(Click to enlarge photograph)
The death occurred on 11 August 2012 of Paul Anthony Wood, Vice-President of the Irish Deer Society, at his home in Oughterard, Co. Galway.
Paul was born in Rugby, England in 1947 but had been resident in Ireland since the late 1960s when he came to Ireland to enter the world of advertising in Dublin. He was to remain in Ireland from that date, becoming “more Irish than the Irish themselves” in many ways. Although highly successful in the sphere of advertising and graphic design, and an accomplished artist whose work has been collected by many over the years, Paul was perhaps better known as a “deer man”, game shooter and wildfowler of considerable knowledge and experience, much of which he regularly sought to impart in the columns of the Irish Shooter’s Digest. Importantly, Paul was Deer Manager at Screebe Estate in Connemara, Co. Galway, where his work and achievements led to the re-introduction of Red deer after an absence of over a century and a half. More importantly, his careful management policies and highly selective cull programme, supported by characteristics of habitat, natural feeding and generic quality of the base deer population have led to an astonishing quality of animal, at least equal, and probably superior, to any Red deer elsewhere, world-wide.
Paul’s work at Screebe began in the mid-1990s, when Nikolai Burkart, whose family are the owners and custodians of Screebe Estate, decided to take up the challenge of introducing and fostering a small population of deer, and Paul Wood was recruited to manage the project. Paul’s enthusiasm was matched only by Nikolai Burkart’s commitment and financial support over the last decade and a half. Put simply, Paul achieved something of a miracle, in building a population of deer in habitat far removed from the hardwood forestry and lowland grazing usually associated with the sort of heads seen at Screebe.
Meanwhile Paul remained an active bird-shooter too. Paul was a gifted naturalist and extremely knowledgeable in the matter of rearing and releasing game, a talent he brought to bear with the creation of a duck shoot at Screebe, having previously led the establishment of successful pheasant shoots at Dunshane and Brannockstown in Kildare. Having shot both deer and game with Paul over many, many years, this writer can confirm that he had the hugely aggravating habit of always being in the right place at the right time when it came to spotting deer or pulling down an impossible bird. He was tireless in the field and the luckiest man too. He was a magnet for deer and game, but it was always a gamble whether he would get the shot before you did!
Paul was active in the Irish Deer Society, as an officer of the Leinster Branch, Chairman of the Connacht Branch and most recently, Vice-President of the national body. Paul recently received the John Nicholson Trophy from the Irish Deer Society, the Society’s highest honour, awarded for exceptional services to the conservation and management of wild deer. Paul was a CIC- and Rowland Ward-accredited head measurer and will be known to many in that context. Immediately prior to his unfortunate death, Paul was active in the creation of the Irish Trophy Commission Limited, of which he was a founding director and the work of which will be carried on as part of his legacy.

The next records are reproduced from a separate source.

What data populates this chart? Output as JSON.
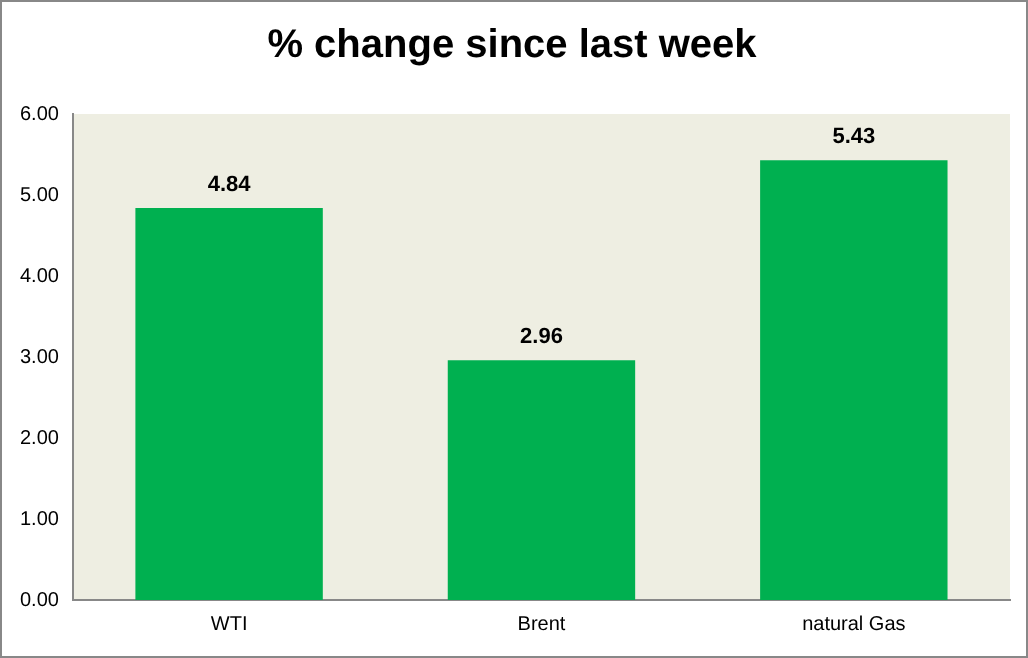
{
  "chart_data": {
    "type": "bar",
    "title": "% change since last week",
    "categories": [
      "WTI",
      "Brent",
      "natural Gas"
    ],
    "values": [
      4.84,
      2.96,
      5.43
    ],
    "color": "#00b050",
    "ylim": [
      0,
      6
    ],
    "yticks": [
      {
        "value": 0,
        "label": "0.00"
      },
      {
        "value": 1,
        "label": "1.00"
      },
      {
        "value": 2,
        "label": "2.00"
      },
      {
        "value": 3,
        "label": "3.00"
      },
      {
        "value": 4,
        "label": "4.00"
      },
      {
        "value": 5,
        "label": "5.00"
      },
      {
        "value": 6,
        "label": "6.00"
      }
    ],
    "grid": false,
    "legend": false,
    "data_labels": true
  }
}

This writer had the very great pleasure of knowing Paul Wood for nearly thirty-five years, of shooting with him for most of that time, and of working alongside him in relation to the better management and practical conservation of wild deer throughout Ireland. I knew too his very great love for his family, and I watched his family grow and develop their own lives as they made Connemara their home. His wife Trish, in common with the wives of many shooting men, was patient and long suffering but her love and support was of vital importance to Paul throughout his married life. Nobody could remain annoyed at Paul for very long, such was his innate charm and good humour. Just a week before he died Paul went to Germany for some specialist medical tests and of course, he managed to squeeze in an outing after Roe deer and wild boar. A sense of his love and appreciation of nature may be gleaned from his record of those outings, where he writes of “the laughing call of the green woodpecker, the mewing call of the common buzzard, a nuthatch creeping up the bark of the tree next to me. A pair of brown hares skipped and jumped about only twenty metres in front of us…. the bright chestnut form of a roe doe [taking] several delicate steps out into the field”. He concludes: “There is something about the hunting fraternity, even if you cannot speak the same language, hunting transcends all. Friendships that are made together whilst hunting last for a lifetime”.

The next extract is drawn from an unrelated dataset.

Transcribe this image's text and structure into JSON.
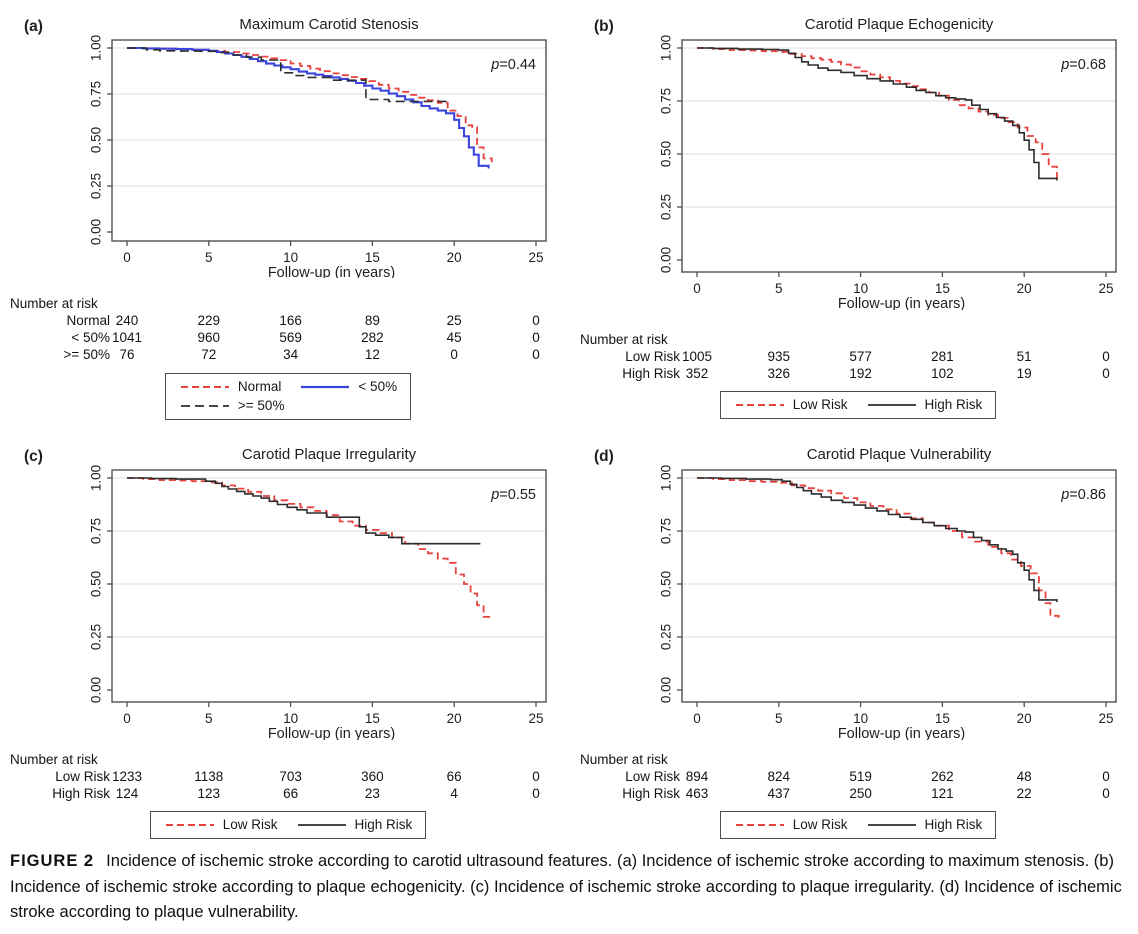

It was a great privilege to have known Paul Wood for as long as I have. His sudden and untimely death has deprived us all of a valued friend and an important contributor to the welfare, conservation and better management of wild deer. His legacy at Screebe will hopefully live on, as will the legacy of his much-loved family. I know that I speak for countless shooting men and deer people when I say that he will be greatly missed. Paul is survived by his wife Trish, daughters Isobel, Jodie, Abbey and Lola, son-in-law Pascal and grand-daughters Millicent and Alice, all of whom he loved equally and deeply, and to whom we extend our sincerest sympathies and condolences.